The best algorithms blend the use of fast-converging methods with the guarantee provided by a bracket. For example, say that an iteration begins with a bracketing interval. Make a list of the inverse quadratic estimate, the secant estimate, and the midpoint of the current interval and pick the first member of the list that lies within the current interval. Replace the interval with the bracketing subinterval, and start a new iteration. This is the idea behind Brent’s method, which is a very successful rootfinding algorithm.

Exercises

For each of problems 1–3, do the following steps.

(a) ✍ Rewrite the equation into the standard form for rootfinding, \(f(x) = 0\). (b) ⌨ Make a plot of \(f\) over the given interval and determine how many roots lie in the interval. (c) ⌨ Use nlsolve to find an “exact” value for each root. (d) ⌨ Determine a bracketing interval for each root. Then use secant, starting with the endpoints of the interval, to find each root. (e) ⌨ For one of the roots, define e as a vector of the errors in the secant sequence. Determine numerically whether the convergence is superlinear.

  1. \(x^2=e^{-x}\), over \([-2,2]\)

  2. \(2x = \tan x\), over \([-0.2,1.4]\)

  3. \(e^{x+1}=2+x\), over \([-2,2]\)

  4. ⌨ Use a plot to approximately locate all the roots of \(f(x)=x^{-2}-\sin(x)\) in the interval \([0.5,4\pi]\). Then find a pair of initial points for each root such that secant converges to that root.

  5. ✍ Show analytically that the secant method converges in one step for a linear function, regardless of the initialization.

  6. ✍ In general, the secant method formula (87) cannot be applied if \(x_{k}=x_{k-1}\). However, suppose that \(f(x)=ax^2+bx+c\) for constants \(a\), \(b\), and \(c\). Show that in this case the formula can be simplified to one that is well defined when \(x_{k}=x_{k-1}\). Then show that the resulting \(x_{k+1}\) is the same as the result of one step of Newton’s method applied to \(f\) at \(x_k\).

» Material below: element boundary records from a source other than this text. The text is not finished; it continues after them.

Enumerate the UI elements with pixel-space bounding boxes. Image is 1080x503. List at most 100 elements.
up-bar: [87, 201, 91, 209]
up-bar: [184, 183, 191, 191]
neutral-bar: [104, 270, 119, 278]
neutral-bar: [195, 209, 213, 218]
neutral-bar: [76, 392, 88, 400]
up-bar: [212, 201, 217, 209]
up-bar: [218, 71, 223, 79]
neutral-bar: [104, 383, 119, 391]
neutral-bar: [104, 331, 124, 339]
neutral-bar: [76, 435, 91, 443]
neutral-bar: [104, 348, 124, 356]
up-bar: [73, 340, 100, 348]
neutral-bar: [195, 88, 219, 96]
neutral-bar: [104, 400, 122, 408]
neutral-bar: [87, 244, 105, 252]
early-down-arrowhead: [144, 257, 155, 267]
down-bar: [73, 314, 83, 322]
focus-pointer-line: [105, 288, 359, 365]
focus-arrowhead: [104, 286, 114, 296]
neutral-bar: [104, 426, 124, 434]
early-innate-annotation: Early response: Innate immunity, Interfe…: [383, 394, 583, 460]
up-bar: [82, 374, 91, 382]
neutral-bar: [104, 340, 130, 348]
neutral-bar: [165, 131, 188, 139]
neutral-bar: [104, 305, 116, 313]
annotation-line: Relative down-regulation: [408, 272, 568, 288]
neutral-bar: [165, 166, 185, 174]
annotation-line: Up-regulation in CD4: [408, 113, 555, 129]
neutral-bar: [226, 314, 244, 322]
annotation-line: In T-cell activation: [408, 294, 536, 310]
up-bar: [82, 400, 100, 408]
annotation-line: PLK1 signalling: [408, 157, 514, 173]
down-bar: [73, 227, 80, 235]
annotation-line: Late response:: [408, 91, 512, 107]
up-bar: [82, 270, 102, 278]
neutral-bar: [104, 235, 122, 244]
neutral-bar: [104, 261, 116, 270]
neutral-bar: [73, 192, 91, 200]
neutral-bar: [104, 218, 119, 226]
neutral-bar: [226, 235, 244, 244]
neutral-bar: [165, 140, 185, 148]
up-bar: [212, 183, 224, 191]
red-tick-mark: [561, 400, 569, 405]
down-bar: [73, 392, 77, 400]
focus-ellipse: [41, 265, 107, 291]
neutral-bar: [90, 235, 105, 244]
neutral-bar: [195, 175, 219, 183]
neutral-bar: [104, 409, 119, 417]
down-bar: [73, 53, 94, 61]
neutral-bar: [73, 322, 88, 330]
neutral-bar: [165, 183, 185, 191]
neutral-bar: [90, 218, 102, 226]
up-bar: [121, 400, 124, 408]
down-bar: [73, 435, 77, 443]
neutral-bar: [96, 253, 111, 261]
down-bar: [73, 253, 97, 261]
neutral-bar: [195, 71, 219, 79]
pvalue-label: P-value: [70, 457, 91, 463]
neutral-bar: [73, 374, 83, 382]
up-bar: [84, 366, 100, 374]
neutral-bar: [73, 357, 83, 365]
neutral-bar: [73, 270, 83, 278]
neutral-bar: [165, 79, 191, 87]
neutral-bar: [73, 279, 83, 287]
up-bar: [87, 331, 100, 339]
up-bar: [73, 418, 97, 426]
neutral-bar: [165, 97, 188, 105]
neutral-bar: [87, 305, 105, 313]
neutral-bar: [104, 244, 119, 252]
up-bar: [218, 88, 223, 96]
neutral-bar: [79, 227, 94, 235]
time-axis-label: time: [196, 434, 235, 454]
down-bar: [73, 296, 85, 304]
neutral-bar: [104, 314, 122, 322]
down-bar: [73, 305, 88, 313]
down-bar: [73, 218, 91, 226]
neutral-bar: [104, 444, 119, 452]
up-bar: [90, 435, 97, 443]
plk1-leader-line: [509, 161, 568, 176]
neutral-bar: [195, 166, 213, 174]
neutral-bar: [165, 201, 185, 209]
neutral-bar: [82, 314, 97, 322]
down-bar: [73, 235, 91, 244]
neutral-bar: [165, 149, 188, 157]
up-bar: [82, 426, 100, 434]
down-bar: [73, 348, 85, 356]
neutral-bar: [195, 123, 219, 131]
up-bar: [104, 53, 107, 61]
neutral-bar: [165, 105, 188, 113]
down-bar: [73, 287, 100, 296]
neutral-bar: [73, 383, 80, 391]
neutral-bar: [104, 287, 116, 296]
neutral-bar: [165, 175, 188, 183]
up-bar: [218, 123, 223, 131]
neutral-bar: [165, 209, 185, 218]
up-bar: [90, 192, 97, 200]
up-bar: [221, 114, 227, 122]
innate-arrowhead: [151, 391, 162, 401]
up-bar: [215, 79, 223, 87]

  7. ✍ Let \(f(x)=x^2\). Show that if \((1/x_1)\) and \((1/x_2)\) are positive integers, and the secant iteration is applied, then the sequence \(1/x_1,1/x_2,1/x_3,\ldots\) is a Fibonacci sequence.

  8. ✍ Provide the details that show how to derive (88) from (87).

  9. ⌨ Write a function iqi(f,x1,x2,x3) that performs inverse quadratic interpolation for finding a root of \(f\), given three initial estimates. To find the quadratic polynomial \(q(y)\) passing through the three most recent points, use fit from the Polynomials package. Test your function on the first problem from this section.